Esas fueron sus últimas palabras. Me recliné sobre ella, la besé en la frente y le cerré los ojos. Vi una lágrima saliendo del lagrimal, un brillo húmedo e insólito bajando por su mejilla. Acerqué mi boca y la lamí con la punta de la lengua.

Tuve hijos que hicieron sus vidas. Trabajé en la perfumería de unos grandes almacenes muchos años, casi tantos como los que viví junto a mi marido. Hice el acceso a la universidad para mayores de cuarenta y cinco y terminé magisterio siete años después. Para entonces mi madre ya vivía conmigo en la sexta planta de mi piso de Málaga. El olivo viejo se secó esperando que la Cisca volviese al olivar. Yo sí regresé años después de que ella muriese y vivo aquí desde entonces.

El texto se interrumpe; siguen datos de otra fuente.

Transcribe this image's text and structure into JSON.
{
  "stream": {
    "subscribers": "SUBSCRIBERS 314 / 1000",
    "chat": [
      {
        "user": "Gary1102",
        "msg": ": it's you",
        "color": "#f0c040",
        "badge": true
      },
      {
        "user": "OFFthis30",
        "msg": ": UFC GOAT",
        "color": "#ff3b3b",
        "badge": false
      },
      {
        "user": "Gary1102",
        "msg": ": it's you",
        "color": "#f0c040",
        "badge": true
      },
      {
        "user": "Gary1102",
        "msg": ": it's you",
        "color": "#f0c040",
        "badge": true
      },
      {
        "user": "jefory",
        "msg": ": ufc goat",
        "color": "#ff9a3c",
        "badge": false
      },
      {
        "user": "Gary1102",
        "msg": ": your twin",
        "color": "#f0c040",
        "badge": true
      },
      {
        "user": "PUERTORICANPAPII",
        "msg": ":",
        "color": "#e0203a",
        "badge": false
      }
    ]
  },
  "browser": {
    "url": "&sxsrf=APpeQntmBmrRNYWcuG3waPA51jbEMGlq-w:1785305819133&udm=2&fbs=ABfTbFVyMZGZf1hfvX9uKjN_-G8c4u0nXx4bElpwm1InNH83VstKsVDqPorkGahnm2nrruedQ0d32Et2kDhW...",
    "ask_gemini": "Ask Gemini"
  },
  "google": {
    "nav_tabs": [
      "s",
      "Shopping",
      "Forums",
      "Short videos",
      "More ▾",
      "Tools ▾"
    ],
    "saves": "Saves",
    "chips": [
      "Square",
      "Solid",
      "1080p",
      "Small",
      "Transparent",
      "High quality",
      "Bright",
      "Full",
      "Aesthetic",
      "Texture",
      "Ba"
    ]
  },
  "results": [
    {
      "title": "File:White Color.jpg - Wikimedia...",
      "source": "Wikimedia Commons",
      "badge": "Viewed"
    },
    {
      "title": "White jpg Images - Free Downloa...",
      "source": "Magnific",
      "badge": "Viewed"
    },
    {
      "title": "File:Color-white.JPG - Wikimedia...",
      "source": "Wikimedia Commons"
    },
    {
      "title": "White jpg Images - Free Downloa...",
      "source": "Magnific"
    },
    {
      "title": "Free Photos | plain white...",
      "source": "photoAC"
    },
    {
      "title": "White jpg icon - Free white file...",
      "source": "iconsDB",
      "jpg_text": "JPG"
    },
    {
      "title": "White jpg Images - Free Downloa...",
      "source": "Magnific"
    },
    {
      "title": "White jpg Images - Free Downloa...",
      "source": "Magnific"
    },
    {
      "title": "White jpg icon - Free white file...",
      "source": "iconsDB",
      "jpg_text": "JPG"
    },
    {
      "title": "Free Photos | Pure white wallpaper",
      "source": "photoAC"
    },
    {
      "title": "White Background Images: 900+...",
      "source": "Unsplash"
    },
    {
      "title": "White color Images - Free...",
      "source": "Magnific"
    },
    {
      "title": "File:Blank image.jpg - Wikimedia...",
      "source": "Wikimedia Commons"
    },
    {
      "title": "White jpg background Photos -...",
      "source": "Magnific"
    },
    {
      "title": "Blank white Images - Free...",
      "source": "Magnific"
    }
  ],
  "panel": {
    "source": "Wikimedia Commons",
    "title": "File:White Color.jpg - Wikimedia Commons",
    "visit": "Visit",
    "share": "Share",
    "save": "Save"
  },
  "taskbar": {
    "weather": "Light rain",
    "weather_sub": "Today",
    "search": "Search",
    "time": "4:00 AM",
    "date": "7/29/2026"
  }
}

No puedo dormir y salgo fuera. No hay luna, pero mis pies tienen memorizado cada uno de los pasos que llevan al olivo viejo. Son mis pisadas las que compactaron la tierra de ese sendero. Los brazos secos del olivo viejo parecen querer desgarrar la noche. Me siento en su raíz retorcida y me recuesto en su tronco. Me envuelve el olor a tierra removida, a hierbas desbrozadas y el canto de los grillos. El cielo se va llenando de miles de puntitos brillantes y después de un lento parpadeo todo el firmamento se revela ante mis ojos en todo su esplendor. Siento el vértigo de formar parte de esa inmensidad infinita.

El relente me eriza la piel y siento la presencia de mi madre, la de mi padre, incluso la de ese niño que debió ser mi hermano mayor pero no lo fue. Siento la presencia de los que ya no están, la de los que conocí y la de los que nunca oí hablar. Son muchos y están aquí conmigo, al pie del olivo viejo.

Acaricio la raíz sobre la que estoy sentada y con los dedos rozo las yemas de las varetas que han comenzado a brotar y sonrío. Me doy cuenta que hacía mucho tiempo que no sonreía, que no sentía un instante de felicidad. Pienso en mi hija, en sus ojos verde oliva, en la forma de mirarme antes de marcharse la última vez que la vi, de la misma manera que yo miré a mi madre tras la muerte de mi padre y quería decirle con la mirada lo que no tenía fuerzas para decirle con palabras, que tenía miedo, que la necesitaba, que estaba embarazada.

Cierro los ojos, una lágrima se desliza por la piel áspera de mi mejilla, noto el sabor a sal cuando se cuela por la comisura de mi sonrisa boba».